Coach Rudolf Schramme of East Germany was undismayed by his team's showing in Concord. "This competition here is just fine, but it's really only a tune-up," he said. "What we are pointing for is the Olympics in Montreal." For such as butterflyer Rosemarie Kother, individual medleyist Ulrike Tauber and backstroker Ulrike Richter, the tune-up was impressive. Each won two races in the Concord pool—with Richter and Kother breaking world records—and they erased any lingering doubts that they are the world's best in their specialties. And the East German women might have done even better but for some tough luck.
Renate Vogel placed third in the 200 breaststroke but was disqualified for an improper kick on the turns, an infraction that reduced the 19-year-old veteran to tears. "That's the way I've always swum it," she protested, and then came back to take the 100-meter breaststroke in a world record 1:12.28. Then star freestyler Kornelia Ender came down with a touch of the flu—her team doctor held American air conditioning partly to blame—that forced her to scratch from one event. Ender did swim in the 400 freestyle relay, only to badly misjudge a turn, an error that helped the U.S. win the event. But then she rallied once more to win the 100 free and anchor her 400 medley relay team to victory.

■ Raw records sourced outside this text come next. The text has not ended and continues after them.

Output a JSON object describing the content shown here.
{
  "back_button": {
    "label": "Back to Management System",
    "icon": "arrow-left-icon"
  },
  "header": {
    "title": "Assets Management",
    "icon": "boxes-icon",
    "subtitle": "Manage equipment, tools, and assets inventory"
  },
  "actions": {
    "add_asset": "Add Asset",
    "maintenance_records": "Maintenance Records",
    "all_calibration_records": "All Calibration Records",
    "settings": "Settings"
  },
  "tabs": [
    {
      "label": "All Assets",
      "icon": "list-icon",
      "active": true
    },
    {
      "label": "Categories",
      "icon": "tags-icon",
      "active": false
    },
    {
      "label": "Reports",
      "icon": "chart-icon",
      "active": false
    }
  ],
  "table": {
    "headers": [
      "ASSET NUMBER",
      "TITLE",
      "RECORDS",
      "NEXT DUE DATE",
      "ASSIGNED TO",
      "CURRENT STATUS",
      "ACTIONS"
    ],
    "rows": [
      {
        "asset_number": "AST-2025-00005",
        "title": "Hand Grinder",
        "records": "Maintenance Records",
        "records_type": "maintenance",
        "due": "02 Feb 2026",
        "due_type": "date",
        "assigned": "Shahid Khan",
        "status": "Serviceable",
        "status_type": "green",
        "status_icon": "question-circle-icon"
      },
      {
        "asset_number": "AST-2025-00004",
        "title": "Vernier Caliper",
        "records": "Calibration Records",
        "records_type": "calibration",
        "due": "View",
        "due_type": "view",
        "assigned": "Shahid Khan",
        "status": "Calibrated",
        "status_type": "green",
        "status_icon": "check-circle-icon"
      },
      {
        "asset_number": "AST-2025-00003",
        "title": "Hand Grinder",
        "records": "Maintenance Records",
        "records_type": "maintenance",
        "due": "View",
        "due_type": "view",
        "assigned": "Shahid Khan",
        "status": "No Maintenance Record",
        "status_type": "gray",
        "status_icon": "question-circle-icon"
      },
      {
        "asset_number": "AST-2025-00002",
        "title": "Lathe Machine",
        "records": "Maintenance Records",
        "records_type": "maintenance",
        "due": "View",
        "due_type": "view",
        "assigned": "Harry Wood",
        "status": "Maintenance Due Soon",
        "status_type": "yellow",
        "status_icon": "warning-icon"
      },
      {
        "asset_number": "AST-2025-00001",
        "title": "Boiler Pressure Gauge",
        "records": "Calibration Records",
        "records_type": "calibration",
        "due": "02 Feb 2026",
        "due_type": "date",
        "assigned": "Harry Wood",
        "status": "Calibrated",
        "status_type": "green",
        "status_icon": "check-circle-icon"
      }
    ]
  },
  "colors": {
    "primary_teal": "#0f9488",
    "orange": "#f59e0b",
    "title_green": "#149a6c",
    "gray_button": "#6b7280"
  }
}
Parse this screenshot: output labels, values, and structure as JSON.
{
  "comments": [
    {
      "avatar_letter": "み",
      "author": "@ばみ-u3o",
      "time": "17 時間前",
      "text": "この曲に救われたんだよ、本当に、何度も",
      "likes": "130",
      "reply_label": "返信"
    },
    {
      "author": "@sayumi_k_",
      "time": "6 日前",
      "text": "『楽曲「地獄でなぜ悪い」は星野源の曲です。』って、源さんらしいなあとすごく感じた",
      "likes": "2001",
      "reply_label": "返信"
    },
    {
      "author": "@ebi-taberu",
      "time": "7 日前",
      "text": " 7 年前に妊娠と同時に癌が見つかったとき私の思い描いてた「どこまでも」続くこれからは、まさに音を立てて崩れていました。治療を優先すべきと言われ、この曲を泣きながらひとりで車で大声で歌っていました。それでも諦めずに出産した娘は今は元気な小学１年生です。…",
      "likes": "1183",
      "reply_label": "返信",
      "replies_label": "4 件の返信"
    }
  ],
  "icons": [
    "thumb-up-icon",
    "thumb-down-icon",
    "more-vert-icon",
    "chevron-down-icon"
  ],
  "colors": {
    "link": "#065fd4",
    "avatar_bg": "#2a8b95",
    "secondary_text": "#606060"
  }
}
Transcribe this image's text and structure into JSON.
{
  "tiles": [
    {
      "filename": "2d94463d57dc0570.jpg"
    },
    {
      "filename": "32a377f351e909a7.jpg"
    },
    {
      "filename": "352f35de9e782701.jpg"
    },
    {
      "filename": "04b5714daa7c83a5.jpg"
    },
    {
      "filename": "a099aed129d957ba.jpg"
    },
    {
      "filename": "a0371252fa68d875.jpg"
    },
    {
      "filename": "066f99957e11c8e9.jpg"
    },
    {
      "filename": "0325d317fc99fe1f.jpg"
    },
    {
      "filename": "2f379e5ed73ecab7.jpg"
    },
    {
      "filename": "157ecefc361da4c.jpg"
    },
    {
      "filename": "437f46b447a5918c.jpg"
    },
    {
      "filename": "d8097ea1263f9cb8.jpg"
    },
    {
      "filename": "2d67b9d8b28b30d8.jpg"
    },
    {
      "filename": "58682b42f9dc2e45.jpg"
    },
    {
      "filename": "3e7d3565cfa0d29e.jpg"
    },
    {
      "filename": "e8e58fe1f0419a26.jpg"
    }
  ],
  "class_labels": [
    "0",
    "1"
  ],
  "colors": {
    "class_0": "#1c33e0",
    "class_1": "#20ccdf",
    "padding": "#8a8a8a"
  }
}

Still, none of this is to underrate the zeal of the American girls, who prepared for the battle of Concord like so many Paula Reveres. Leading the way, Shirley Babashoff equaled her own world record of 2:02.94 to take the 200 freestyle and then won the 400 free. The East Germans and Americans were allowed two entries apiece in individual events, and Babashoff also was runner-up in the 800 to Jo Harshbarger, a mere sparrow of a girl who finished just .09 over her world record of 8:47.5. What is more, Babashoff anchored the U.S. team in the 400 freestyle relay, the event in which Ender missed her turn, and another world record—3:51.99—was the result.